Two-Stage Exam: Introduction and Resources

Time to dive in! After thinking about them for a long time, this term I’m converting my exams into two-stage exams.

  • Step 1. I shorten the exam so it’s doable in about 2/3 of the testing time slot.
  • Step 2. Students write the exam individually.
  • Step 3. Students immediately — during the same class period — write the same exam again in groups of 4.
  • Step 4. Grade the exams as usual, but 90% of the score comes from individual, and 10% from team, with a guarantee that if you do better than the team score you get 100% weight for the individual (which very rarely happens, so I’m told).

Why am I making this change?

Four key reasons:

  1. Data. A growing pool of evidence is showing that team tests help students learn. See references below.
  2. Feedback. My classes are very large, so I struggle to give any personalized feedback at all, especially timely feedback. By re-doing the test immediately with peers, they get to immediately discuss the questions and come to the right answer (according to data).
  3. Exam improvement. Based on my evaluations, a small but consistent group of students find my exams very difficult and/or too long. Because I still only have 50 minute classes to work with, this change will force me to shorten my exams, culling and distilling to just the most effective questions that measure deep learning.
  4. Community. I value collaboration and building a supportive community. Research papers and instructors who have used this method report extra benefits beyond learning: students have more rapport with each other and are more willing to participate with their peers in class throughout the term. Also, Gillian Sandstrom and I have a research paper in press showing the more students talk in class, the more they feel like part of a community and interested in the class. So… back to data.

Interested? Here are some quick and effective resources for implementation:

  1. Videos by the CWSEI team depicting Two-Stage Exams in action.
  2. Jones, F., Gilley, B., Harris, S. (2013). Tips for successful two stage exams. The EOS-SEI Times, 6(9). Retrieved
  3. Jones, F., Gilley, B., Lane, E., Caulkins, J., & Harris, S. (2011). Using group exams in your classes. The EOS-SEI Times, 4(1).
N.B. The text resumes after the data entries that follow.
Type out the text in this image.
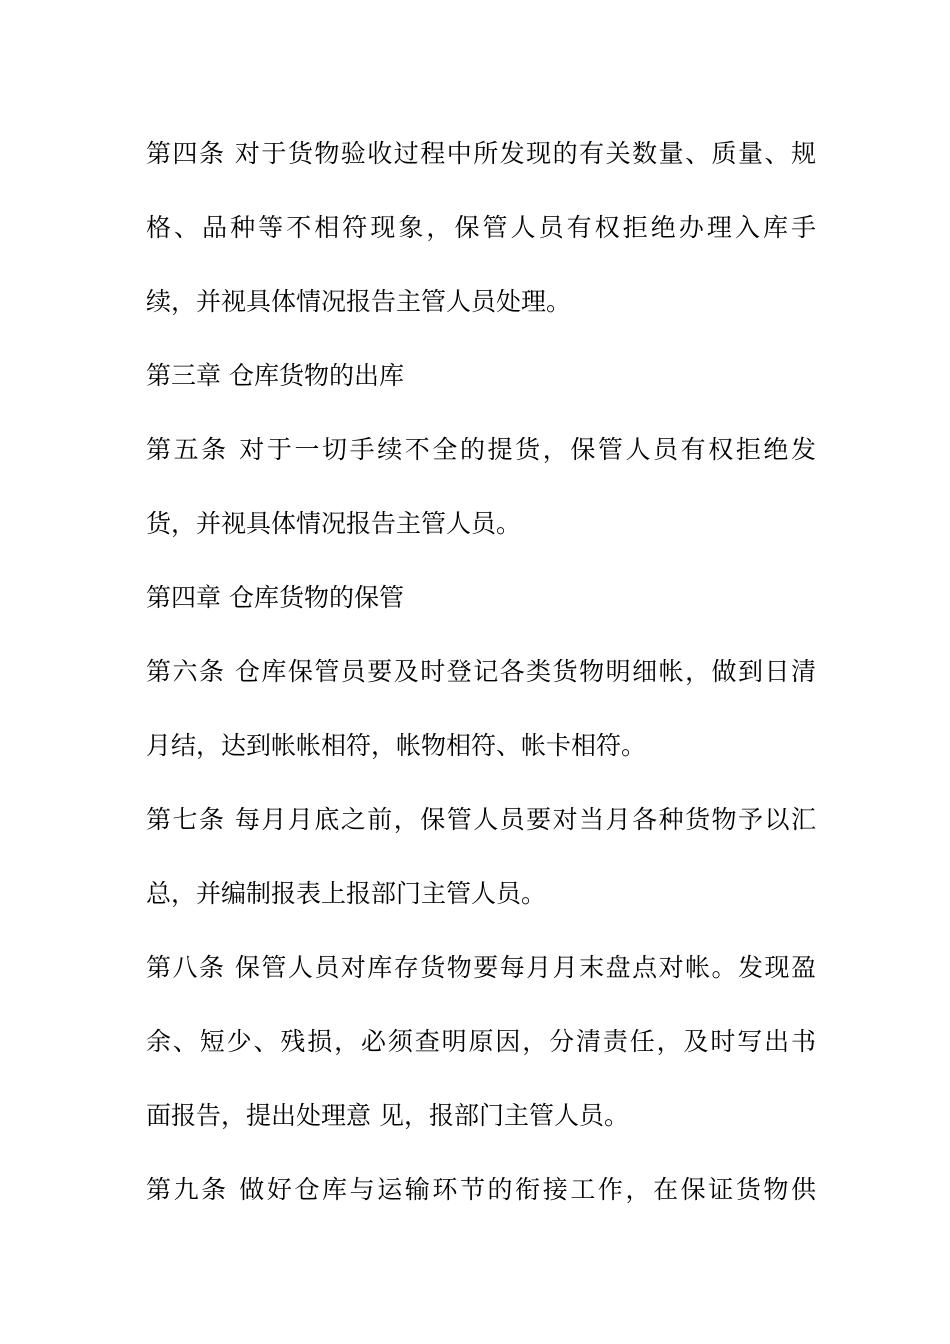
第四条 对于货物验收过程中所发现的有关数量、质量、规
格、品种等不相符现象，保管人员有权拒绝办理入库手
续，并视具体情况报告主管人员处理。
第三章 仓库货物的出库
第五条 对于一切手续不全的提货，保管人员有权拒绝发
货，并视具体情况报告主管人员。
第四章 仓库货物的保管
第六条 仓库保管员要及时登记各类货物明细帐，做到日清
月结，达到帐帐相符，帐物相符、帐卡相符。
第七条 每月月底之前，保管人员要对当月各种货物予以汇
总，并编制报表上报部门主管人员。
第八条 保管人员对库存货物要每月月末盘点对帐。发现盈
余、短少、残损，必须查明原因，分清责任，及时写出书
面报告，提出处理意 见，报部门主管人员。
第九条 做好仓库与运输环节的衔接工作，在保证货物供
Retrieved
  4. PHAS-CWSEI Team. (2012). Two-stage (group) exams. CWSEI–PHYS & ASTRO Newsletter. Retrieved
  5. Brett Gilley, aka @ModernHydra


Dahlstrom, O. (2012). Learning during a collaborative final exam. Educational Research and Evaluation: An International Journal on Theory and Practice, 18, 321-332.

Eaton, T. T. (2009). Engaging students and evaluating learning progress using collaborative exams in introductory classes. Journal of Geoscience Education, 57, 113-120.

Gilley, B. H., & Clarkston, B. (2014). Collaborative testing: Evidence of learning in a controlled in-class study of undergraduate students. Journal of College Science Teaching, 43, 83-91.

  • A particularly well-designed example.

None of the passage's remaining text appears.